My analysis of the drafts brought a memorable "Eureka" moment. Working late one night, I discovered a crucial difference between the two 1987 drafts: one was written before the Supreme Court’s 1987 Edwards v Aguillard decision outlawing creationism in public schools, and the other was obviously written afterwards. The first version contained blatant creationist terminology. In the second, creationist terminology had been deleted and replaced by "intelligent design" and other ID terms. A new footnote in the latter version referenced the Edwards decision, indicating a conscious attempt to circumvent the Edwards ruling in the revised manuscript that would become Pandas. The "search and replace" operation must have been done in a hurry: in the post-Edwards manuscript, "creationists" was not completely deleted by whoever tried to replace it with "design proponents". The hybrid term "cdesign proponentsists" now stands as a "missing link" between the blatantly creationist earlier drafts and the post-Edwards versions of Pandas.

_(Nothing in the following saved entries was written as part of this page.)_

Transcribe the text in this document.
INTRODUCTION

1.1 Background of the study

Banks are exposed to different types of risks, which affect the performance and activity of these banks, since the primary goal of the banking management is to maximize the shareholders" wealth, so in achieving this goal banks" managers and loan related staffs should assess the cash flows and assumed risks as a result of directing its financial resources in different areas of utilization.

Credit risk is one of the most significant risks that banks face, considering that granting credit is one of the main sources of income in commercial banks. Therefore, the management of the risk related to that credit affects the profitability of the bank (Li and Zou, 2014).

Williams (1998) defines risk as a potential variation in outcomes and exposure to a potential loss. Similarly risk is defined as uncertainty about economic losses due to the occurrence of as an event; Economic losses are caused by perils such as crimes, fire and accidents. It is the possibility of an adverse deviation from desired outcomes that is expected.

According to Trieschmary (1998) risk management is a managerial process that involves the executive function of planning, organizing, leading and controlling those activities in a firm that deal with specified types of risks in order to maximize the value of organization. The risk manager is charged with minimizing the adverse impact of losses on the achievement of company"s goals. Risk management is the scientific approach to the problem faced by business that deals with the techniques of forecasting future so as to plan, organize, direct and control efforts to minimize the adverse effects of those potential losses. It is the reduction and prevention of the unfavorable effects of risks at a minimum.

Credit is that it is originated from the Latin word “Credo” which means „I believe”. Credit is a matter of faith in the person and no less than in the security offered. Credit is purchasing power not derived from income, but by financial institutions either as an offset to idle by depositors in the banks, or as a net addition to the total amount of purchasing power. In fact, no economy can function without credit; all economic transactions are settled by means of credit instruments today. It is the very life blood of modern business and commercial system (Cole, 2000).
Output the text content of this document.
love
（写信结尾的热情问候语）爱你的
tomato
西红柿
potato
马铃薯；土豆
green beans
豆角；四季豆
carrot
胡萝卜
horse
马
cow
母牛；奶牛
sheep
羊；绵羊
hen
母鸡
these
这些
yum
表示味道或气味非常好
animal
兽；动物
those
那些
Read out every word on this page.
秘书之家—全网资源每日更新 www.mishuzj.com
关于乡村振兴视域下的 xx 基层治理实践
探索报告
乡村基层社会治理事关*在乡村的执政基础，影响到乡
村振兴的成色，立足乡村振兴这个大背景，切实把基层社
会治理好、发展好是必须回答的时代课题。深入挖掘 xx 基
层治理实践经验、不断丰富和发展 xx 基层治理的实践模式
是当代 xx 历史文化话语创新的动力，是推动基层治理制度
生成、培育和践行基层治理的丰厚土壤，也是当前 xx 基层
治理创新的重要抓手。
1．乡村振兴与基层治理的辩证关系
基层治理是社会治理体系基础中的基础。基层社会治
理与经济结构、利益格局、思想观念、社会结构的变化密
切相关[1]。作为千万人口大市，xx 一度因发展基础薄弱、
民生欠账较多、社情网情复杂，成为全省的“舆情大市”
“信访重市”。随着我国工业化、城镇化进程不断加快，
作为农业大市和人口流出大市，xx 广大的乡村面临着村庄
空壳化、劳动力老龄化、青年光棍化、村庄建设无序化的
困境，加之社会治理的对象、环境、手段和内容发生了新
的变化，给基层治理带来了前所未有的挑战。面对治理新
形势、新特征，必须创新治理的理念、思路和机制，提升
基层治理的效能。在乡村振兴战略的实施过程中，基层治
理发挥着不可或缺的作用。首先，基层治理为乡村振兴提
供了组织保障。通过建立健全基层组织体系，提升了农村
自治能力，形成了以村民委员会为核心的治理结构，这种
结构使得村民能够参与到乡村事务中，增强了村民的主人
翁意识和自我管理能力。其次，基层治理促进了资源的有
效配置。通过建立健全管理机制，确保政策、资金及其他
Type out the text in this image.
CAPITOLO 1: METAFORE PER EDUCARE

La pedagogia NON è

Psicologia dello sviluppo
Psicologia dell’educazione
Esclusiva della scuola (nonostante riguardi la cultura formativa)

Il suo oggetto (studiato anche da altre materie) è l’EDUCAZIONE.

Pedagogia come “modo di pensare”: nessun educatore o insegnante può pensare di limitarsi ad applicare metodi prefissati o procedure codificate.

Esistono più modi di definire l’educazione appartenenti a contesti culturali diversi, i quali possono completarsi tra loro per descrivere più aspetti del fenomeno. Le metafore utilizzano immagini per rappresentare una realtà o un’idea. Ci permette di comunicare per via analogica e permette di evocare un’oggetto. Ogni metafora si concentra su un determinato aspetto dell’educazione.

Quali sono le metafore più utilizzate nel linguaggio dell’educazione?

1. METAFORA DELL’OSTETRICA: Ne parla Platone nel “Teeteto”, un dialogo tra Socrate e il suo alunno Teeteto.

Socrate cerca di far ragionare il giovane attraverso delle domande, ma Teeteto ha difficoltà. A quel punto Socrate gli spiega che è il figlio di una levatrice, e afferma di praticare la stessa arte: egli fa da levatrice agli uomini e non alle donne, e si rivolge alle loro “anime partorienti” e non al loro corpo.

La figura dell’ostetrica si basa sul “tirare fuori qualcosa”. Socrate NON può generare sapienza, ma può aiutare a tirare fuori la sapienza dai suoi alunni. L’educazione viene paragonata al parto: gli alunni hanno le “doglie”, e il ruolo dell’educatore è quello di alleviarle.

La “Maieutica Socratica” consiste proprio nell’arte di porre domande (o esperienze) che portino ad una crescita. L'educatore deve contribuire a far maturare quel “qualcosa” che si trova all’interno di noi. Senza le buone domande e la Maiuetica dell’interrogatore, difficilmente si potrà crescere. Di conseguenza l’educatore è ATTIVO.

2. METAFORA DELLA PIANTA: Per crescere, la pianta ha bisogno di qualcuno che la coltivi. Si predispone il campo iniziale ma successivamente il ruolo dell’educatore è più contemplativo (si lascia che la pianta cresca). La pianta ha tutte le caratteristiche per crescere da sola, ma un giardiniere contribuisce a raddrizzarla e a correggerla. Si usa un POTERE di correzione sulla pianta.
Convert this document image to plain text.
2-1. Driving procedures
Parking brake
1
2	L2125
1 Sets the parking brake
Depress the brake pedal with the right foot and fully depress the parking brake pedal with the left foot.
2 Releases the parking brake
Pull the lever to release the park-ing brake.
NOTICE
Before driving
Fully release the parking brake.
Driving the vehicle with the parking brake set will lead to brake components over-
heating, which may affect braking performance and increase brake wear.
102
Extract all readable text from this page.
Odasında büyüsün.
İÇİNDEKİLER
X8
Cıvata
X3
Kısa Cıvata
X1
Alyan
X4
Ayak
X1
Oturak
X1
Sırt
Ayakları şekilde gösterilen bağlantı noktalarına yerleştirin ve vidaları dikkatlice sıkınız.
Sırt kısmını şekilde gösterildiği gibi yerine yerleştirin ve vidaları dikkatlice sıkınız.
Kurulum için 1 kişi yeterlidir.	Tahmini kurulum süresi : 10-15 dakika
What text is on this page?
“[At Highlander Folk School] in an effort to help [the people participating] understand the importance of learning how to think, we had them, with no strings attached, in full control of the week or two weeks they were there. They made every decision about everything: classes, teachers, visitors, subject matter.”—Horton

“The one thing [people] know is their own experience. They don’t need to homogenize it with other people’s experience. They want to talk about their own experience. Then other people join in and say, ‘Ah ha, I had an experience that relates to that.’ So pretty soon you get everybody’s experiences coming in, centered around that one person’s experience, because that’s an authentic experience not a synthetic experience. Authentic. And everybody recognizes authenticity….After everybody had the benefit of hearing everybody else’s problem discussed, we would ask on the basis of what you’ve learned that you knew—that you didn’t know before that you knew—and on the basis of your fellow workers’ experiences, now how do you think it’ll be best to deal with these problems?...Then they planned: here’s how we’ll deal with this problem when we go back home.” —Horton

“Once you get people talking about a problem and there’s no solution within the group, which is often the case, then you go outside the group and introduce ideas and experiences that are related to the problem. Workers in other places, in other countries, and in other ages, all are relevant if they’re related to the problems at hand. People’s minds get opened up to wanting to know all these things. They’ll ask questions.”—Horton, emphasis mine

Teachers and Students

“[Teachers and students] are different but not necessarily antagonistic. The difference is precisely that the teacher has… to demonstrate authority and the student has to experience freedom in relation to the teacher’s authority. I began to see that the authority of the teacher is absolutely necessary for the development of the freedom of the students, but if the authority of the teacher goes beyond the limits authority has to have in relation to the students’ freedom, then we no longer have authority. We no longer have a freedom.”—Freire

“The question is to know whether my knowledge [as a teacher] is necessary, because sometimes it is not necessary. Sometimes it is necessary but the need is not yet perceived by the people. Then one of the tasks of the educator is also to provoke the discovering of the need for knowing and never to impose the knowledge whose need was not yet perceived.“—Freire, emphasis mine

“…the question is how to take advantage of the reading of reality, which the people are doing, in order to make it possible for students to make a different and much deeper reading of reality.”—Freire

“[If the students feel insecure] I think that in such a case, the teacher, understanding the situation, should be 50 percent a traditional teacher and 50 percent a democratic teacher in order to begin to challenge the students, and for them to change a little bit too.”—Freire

Knowing that my testimony would make all of this information part of the legal record, the TMLC tried to have me excluded from the case. When they failed, the saviors of modern science at the Discovery Institute tried to discredit me with ridicule by posting on their website a fake interview of Dr "Barking" Forrest by a fictitious radio host. When I saw this unbelievable silliness prior to departing for the trial, I could only hope that Judge Jones was also consulting DI’s website in his preparation for the case.

Strong community roots

A great deal was at stake in the Kitzmiller case. "Intelligent design" creationism is the Discovery Institute’s logistical contribution to the Religious Right’s decades-long attack on public education and on church and state separation. Our last line of defense, the federal courts, is also in their crosshairs. The Kitzmiller team — NCSE staff, the plaintiffs’ attorneys, and the expert witnesses — understand well the importance of what we did in that courtroom. But we also know that the people most crucial to our success remain in Pennsylvania, doing their jobs as before. Without eleven parents who objected to their children’s education being sacrificed to someone else’s religious crusade, our expertise would have been useless. Without Dover’s science teachers who faced down a school board that tried to use their students in the service of an unconstitutional agenda, we would not have had such courage to inspire us. Without a judge who recognized the truth when we presented it to him and had the integrity to act accordingly, we would not be celebrating the December 2005 ruling for public education and the Constitution that has given our efforts a newly strengthened legal foundation. This is the kind of support we will need to sustain what promises to be a long commitment.

By Barbara Forrest, Southeastern Louisiana University
This version might differ slightly from the print publication.